BNF has been through so much that any internal fight, however moderate, would simply bring down the whole carcass crumbling on its knees.

Thus if Boko loves the BNF as we have been hearing from his friends in the media, he should do everything to spare the party from a fight it is badly prepared for.
It is true that many had hoped Boko was going to be the saviour that had long evaded the BNF. These people argue that Mr Boko’s youthful age and purported cosmopolitan outlook is just what the party needs to rebrand itself.
They may well be right.

Unfortunately for them, their candidate has not sufficiently answered some pertinent questions about his membership.

He is said to have jumped over some paces one has to go through for them to be a bona fide member, clean enough to become BNF leader. The jury is still out on where lies the truth.
While Boko’s disqualification would no doubt result in a long term psychological self doubt among his legion of diehard supporters who include BNF youth, still the misfortune they feel is much lighter when compared to the ugly prospects that await them were they to plunge their sickly party into a full frontal civil way from which it may never recover.

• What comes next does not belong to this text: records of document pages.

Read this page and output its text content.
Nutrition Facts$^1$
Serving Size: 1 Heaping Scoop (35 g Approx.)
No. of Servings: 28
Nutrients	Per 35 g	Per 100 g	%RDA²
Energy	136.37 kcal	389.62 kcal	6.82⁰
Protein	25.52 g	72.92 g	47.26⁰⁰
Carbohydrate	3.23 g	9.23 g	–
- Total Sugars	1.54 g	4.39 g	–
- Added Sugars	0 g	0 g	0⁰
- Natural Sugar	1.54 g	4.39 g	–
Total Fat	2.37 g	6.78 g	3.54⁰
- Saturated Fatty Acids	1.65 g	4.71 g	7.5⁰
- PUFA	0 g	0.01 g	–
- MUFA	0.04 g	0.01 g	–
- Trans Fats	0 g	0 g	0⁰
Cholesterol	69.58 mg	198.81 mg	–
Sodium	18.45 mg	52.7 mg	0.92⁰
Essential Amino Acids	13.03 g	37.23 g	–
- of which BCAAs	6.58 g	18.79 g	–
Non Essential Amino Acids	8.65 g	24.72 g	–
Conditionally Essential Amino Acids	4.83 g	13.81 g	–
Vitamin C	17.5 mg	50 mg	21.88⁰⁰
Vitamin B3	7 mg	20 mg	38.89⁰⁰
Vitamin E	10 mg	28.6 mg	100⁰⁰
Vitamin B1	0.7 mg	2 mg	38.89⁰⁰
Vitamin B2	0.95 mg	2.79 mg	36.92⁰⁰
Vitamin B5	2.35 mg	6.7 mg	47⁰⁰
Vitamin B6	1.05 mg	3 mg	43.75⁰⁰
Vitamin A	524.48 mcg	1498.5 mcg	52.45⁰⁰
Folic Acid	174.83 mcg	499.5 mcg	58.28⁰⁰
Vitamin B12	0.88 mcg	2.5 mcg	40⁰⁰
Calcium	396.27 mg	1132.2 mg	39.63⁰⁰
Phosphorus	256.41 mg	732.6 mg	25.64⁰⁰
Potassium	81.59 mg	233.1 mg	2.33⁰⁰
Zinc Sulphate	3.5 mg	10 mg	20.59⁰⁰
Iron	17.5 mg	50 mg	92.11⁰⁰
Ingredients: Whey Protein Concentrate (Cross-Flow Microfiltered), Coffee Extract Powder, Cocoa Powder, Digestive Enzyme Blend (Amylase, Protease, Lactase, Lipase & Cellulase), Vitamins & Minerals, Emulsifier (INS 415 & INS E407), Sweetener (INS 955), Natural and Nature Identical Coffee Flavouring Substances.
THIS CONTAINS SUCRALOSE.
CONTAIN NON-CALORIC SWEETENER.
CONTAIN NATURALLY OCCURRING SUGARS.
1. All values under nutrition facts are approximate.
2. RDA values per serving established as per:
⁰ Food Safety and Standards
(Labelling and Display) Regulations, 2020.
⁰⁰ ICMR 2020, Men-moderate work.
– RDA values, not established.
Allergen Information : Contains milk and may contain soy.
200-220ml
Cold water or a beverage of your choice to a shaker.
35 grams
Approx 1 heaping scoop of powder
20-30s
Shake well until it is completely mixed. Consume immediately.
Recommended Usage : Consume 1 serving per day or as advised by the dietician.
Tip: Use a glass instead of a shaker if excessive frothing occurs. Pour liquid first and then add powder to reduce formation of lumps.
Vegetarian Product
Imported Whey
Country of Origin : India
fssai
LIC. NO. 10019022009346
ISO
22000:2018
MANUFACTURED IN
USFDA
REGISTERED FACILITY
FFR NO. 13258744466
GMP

There are indications that Boko will fight at all costs to become BNF President.
I think that would amount to political negligence, or should we say idleness, especially if it turns out to be true that he loves the BNF.

If for nothing else but the BNF Boko, should step aside, settle for a position less than that of party president and allow the BNF to go through a process of healing.
Only then will those saying he likes the BNF have something concrete to point at sometime in future when his membership is no longer a subject of contest and doubt.